Being a committer ≠ fully understanding the entire project. Personally, I’d say my current understanding of Airflow is only about 15%.
(So far, I’m most familiar with API server, Task Log, Auth Manager, Executor, and Kubernetes Tests.)
There are still many core Airflow features I need to dive deeper into, such as Scheduler, Trigger, Pool, and TaskSDK (a new feature in Airflow 3.0), which are still quite unfamiliar to me.
Previously, I focused more on solving issues and spent relatively less time reviewing PRs.
Moving forward, I plan to review more PRs, including ones outside my expertise, so I can explore related contexts while reviewing.
Join the Fun: “Let’s Contribute to Apache Airflow!”#
If you’re interested in Python, Data Engineering, and want to start contributing to a world-class open-source project, but you’re worried about complex setups or needing a high-end computer,
Why not try contributing to Apache Airflow?
Apache Airflow offers an excellent developer experience. I never expected an open-source project to have a dedicated CLI just to make life easier for contributors and CI!
With this CLI, you can effortlessly run unit tests, integration tests, Kubernetes tests, or even spin up an Airflow system with different executors.
It also has an incredibly robust CI system. There are over 100 pre-commit hooks, covering everything from basic linting and type checking to generating documentation, ERDs, and frontend API services— all designed to maintain high PR quality.
The pre-commit hooks that automatically run during git commit. Even the Available pre-commit checks documentation is automatically updated by one of the pre-commit hooks!
The project also has well-defined GitHub Labels, with over 250 labels to help categorize different issues efficiently.
~And, of course, plenty of fun memes~
Overall, I’d say Apache Airflow is an incredibly beginner-friendly open-source project!

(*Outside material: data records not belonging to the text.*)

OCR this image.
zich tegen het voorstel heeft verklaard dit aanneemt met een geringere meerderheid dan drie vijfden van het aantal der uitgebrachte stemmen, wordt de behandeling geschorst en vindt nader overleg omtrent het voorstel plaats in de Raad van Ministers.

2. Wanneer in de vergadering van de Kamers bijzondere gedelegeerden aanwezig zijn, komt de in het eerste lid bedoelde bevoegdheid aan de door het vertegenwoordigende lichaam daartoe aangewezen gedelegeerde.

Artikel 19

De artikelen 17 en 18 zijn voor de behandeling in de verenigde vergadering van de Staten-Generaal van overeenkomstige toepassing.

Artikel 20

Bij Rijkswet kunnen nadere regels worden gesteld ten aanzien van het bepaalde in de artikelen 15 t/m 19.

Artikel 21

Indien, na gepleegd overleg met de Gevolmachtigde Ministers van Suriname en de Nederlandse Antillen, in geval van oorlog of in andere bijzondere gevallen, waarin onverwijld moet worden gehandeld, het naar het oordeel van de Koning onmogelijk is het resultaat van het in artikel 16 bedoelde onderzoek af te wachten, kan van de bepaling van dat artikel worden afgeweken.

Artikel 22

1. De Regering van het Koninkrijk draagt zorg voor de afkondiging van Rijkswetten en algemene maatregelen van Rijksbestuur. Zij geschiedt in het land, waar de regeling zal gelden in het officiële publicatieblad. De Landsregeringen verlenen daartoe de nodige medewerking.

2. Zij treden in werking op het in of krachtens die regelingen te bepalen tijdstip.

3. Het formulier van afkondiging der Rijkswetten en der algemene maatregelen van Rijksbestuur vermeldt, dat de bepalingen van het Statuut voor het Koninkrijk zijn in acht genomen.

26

Lee-W, for patiently reviewing PRs, adding labels, and re-triggering CI runs. Also, for sharing new issues in the OpenSource4You Slack channel.
Jarek, for always providing insightful feedback that improves PRs. Often the first to respond online (seemingly 24/7!), and for inviting me as a committer—thank you!
Pierre Jeambrun, for reviewing countless API-related PRs (probably over 40!) and helping debug strange test failures.
Chia-Ping Tsai, founder of @opensource4you. Without this community, I wouldn’t have imagined being able to contribute to a global open-source project from Taiwan. It gave me the courage to jump in and start contributing!
I truly understand now what @Lee-W meant by: “A developer who gets code reviews is living the dream.”
“A developer who gets code reviews is living the dream.”
Without the support of these amazing people, my open-source journey wouldn’t have been this smooth!